India has begun constructing its 25th nuclear power plant, the Rajasthan Atomic Power Station, the Press Trust of India reported Monday.

Ground has been broken for the 700 MW indigenous pressurized heavy water reactor 40 miles from Kota in the northwestern part of India. RAPS operates six PHWRs at the facility, five of which are producing more than 1,180 MW, India's largest nuclear power electrical generation from a single facility.

The new complex will be RAPS' seventh nuclear power plant built at the Rajasthan site.

The RAPS inauguration ceremony was attended by India's Atomic Energy Commission Chairman Srikumar Banerjee and Nuclear Power Corp. of India Limited Chairman and Managing Director Shreyans Kumar Jain.

The 700-megawatt PHWR was designed by NPCIL by scaling up the design of its 540-megawatt PHWRs operating at Tarapur since 2005.

The new RAPS facility is expected to be completed by 2016.

"The 540-megawatt PHWR at Tarapur was built by NPCIL in a record time of 4 years and 10 months," Banerjee said. "We will try to beat that record."

RAPS operates six PHWR units, the first of which are producing more than 1,180 megawatts, India's largest nuclear production of electricity from a single NPP complex.

Besides working to bring its new facility online, RAPS has begun initial excavation work for an eighth 700 megawatt PHWR onsite.

India's civilian nuclear program is contentious because the country has never signed the Nuclear Non Proliferation Treaty, which guarantees signatories the option to approach providers of nuclear technology worldwide for assistance in constructing NPPs.

As India isn't a signatory of the NPT, development of its civilian industry to construct NPPS was hampered until 2008, when the Nuclear Suppliers Group, the oversight organization that controls global nuclear commerce, granted India a waiver on for the transference of sensitive potential dual use" nuclear technologies, whose end byproducts might be used to fuel covert military nuclear programs.

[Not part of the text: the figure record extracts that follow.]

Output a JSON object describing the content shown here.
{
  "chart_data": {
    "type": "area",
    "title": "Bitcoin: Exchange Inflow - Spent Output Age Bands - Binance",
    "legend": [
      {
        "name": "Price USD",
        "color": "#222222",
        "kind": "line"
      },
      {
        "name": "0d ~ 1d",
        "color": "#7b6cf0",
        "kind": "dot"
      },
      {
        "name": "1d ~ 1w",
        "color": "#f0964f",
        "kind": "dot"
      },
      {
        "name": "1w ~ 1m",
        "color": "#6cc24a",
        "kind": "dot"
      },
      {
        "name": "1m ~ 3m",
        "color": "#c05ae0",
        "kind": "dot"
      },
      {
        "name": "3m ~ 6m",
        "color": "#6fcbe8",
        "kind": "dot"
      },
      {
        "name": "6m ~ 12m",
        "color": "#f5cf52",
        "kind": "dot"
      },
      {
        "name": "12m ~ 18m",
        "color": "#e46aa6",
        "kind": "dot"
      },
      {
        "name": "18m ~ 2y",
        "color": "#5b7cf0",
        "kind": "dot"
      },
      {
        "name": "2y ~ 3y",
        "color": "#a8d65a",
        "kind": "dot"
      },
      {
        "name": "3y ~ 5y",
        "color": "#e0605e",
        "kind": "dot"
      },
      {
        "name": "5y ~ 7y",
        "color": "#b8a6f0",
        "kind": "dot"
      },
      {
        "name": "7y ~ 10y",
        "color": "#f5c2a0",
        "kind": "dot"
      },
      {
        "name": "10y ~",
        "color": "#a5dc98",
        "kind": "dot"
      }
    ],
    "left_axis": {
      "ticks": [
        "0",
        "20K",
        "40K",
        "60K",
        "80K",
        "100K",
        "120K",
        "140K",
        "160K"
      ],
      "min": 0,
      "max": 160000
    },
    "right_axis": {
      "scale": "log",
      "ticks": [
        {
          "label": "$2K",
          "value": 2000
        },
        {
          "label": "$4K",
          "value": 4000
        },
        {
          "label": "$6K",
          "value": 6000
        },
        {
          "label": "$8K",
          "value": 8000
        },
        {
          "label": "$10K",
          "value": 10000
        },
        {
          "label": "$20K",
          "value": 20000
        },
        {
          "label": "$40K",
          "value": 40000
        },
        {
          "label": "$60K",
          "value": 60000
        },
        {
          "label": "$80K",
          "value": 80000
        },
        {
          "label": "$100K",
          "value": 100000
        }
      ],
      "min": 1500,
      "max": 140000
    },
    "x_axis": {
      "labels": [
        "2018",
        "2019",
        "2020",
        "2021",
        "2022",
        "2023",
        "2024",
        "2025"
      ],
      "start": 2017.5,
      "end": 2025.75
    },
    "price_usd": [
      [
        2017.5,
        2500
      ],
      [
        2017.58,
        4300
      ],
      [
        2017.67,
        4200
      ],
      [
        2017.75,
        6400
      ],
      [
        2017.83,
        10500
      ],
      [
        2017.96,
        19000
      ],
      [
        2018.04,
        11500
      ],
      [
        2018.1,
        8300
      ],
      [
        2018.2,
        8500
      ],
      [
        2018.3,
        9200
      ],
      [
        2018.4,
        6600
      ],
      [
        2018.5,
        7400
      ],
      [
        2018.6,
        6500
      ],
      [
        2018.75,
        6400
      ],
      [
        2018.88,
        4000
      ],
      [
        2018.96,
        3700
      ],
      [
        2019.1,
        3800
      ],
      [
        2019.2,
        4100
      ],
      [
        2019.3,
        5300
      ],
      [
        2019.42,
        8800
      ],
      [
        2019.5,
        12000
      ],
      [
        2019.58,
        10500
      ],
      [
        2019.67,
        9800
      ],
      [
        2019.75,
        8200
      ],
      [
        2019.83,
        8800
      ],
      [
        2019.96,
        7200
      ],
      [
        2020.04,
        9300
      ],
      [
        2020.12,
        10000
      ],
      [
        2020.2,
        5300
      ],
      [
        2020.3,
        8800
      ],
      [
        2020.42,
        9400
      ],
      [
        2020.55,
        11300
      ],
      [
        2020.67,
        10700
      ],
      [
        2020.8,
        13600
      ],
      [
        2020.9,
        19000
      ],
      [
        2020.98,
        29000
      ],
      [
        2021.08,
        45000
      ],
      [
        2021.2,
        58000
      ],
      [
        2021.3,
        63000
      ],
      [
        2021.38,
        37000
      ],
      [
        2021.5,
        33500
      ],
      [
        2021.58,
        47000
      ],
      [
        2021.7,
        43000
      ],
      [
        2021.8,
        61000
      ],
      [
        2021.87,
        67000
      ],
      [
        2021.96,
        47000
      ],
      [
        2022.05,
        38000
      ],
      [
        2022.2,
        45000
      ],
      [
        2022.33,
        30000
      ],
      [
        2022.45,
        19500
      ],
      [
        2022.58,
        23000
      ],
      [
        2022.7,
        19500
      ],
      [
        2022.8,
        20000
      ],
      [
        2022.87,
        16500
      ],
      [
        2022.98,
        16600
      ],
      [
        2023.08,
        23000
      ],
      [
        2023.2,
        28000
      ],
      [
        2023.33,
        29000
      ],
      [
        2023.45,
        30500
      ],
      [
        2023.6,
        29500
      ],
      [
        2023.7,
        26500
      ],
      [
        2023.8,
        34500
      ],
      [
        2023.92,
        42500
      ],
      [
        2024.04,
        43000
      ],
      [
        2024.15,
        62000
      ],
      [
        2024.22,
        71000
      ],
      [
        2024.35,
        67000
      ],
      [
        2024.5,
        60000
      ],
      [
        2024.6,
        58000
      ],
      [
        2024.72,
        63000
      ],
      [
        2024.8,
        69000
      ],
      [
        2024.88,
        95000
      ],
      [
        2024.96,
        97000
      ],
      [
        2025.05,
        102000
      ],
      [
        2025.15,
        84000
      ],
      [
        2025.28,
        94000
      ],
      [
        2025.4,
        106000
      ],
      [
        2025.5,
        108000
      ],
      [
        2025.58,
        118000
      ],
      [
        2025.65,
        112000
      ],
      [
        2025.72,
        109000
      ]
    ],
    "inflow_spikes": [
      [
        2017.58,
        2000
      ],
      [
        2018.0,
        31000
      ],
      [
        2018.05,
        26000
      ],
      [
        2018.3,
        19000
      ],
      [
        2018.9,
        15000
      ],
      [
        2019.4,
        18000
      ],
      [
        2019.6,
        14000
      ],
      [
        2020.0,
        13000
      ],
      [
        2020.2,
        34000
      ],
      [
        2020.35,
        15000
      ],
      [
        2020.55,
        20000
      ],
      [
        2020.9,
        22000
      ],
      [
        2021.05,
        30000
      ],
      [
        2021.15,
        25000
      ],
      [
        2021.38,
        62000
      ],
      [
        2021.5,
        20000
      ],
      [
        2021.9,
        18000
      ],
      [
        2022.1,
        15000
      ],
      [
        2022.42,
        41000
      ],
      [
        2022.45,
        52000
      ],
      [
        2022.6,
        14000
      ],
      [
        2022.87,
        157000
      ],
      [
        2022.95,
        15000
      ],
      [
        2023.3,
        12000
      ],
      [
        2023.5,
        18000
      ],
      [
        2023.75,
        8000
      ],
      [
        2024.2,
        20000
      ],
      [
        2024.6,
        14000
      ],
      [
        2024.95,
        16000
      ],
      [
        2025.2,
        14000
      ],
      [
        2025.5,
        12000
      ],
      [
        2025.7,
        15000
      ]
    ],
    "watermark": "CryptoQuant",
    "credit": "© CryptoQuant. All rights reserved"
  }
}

The RAPS construction highlights India's determination to embrace nuclear power generation as a cost-effective solution despite the chilling worldwide effect of the March nuclear debacle at Japan's Fukushima nuclear complex.

"We were to launch this a few months ago but the regulator has taken time to see that post-Fukushima all the possible safety measures are satisfactory," NPCIL Finance Director J.K. Ghai said.